Eugène Emmanuel Viollet-le-Duc - Restauratore architetto Ricostruì il castello nel 1860.
Fernand de Ginestous - Proprietario e sponsor Richiesto il restauro a Viollet-le-Duc.
Duc de Ventadour - Autorità militare Demolizione parziale ordinata nel 1609.
Viollet-le-Duc - Architettura-ristorante Restaurato il castello nel 1860.

Origine e storia

Il Castello di Montdardier, situato nel Gard 9 km dal Vigan, ha le sue origini nel XII secolo come fortezza medievale. La sua posizione strategica, su una collina che domina la valle del Glèpe, gli permetteva di controllare l'antica pista che collegava il Vigan a Lodève. Questo sito fu usato come posta difensiva dall'epoca romana, poi come punto di passaggio per i pellegrini di Santiago de Compostela. La fortezza, menzionata già nel 1099 nella cartulare dell'abbazia di Saint-Guilhem-le-Désert, fu originariamente costruita tra il paese e la frazione di Sanguinède, un luogo ancora chiamato vigliacciolo.
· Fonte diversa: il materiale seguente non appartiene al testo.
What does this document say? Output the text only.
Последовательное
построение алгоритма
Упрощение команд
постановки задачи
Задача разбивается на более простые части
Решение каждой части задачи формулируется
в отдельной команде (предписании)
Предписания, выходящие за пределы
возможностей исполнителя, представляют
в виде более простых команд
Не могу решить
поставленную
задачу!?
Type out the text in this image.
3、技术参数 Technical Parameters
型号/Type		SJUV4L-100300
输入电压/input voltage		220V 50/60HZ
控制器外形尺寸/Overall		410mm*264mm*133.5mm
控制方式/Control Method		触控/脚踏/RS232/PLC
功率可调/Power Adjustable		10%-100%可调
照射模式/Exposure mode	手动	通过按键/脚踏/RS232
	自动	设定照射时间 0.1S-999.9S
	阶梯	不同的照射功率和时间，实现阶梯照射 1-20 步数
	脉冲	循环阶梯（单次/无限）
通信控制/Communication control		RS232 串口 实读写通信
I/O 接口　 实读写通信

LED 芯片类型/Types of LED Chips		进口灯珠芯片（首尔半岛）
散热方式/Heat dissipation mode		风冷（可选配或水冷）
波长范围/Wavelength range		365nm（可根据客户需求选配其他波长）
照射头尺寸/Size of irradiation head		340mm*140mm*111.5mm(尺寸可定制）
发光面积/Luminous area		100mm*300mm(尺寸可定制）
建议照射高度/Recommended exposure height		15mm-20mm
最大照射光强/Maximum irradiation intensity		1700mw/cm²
Nel corso dei secoli, il Castello di Montdardier ha svolto un ruolo chiave nei conflitti regionali. Durante la guerra dei cent'anni, fu rafforzato nel 1365 per resistere agli inglesi. Nel 1469 fu bruciato dalle truppe al servizio del conte di Armagnac, poi saccheggiato nel 1563 durante le guerre di religione. Dopo un parziale restauro alla fine del XVI secolo, le sue fortificazioni furono parzialmente demolite nel 1609 per ordine del duca di Ventadour. Nel 1703 venne realizzato un nuovo restauro, ma un incendio nel 1792 durante la Rivoluzione ridusse gran parte dell'edificio alle rovine.

Il grande restauro del castello ebbe luogo intorno al 1860, quando Fernand de Ginestous affidò a Eugène Emmanuel Viollet-le-Duc il compito di elaborare piani per una ricostruzione. L'architetto, famoso per il suo stile neo-medievale, rieditò quasi interamente la fortezza, mantenendo solo una torre del XV secolo e alcune sottostrutture originali. Il castello, che domina un paesaggio fino a Mont Ventoux in condizioni meteorologiche chiare, simboleggia le tensioni storiche tra Causse e Cevennes, così come tra diverse fazioni religiose e politiche. Dal 1989, è stato elencato come monumenti storici e rimane una proprietà privata, non aperta al pubblico.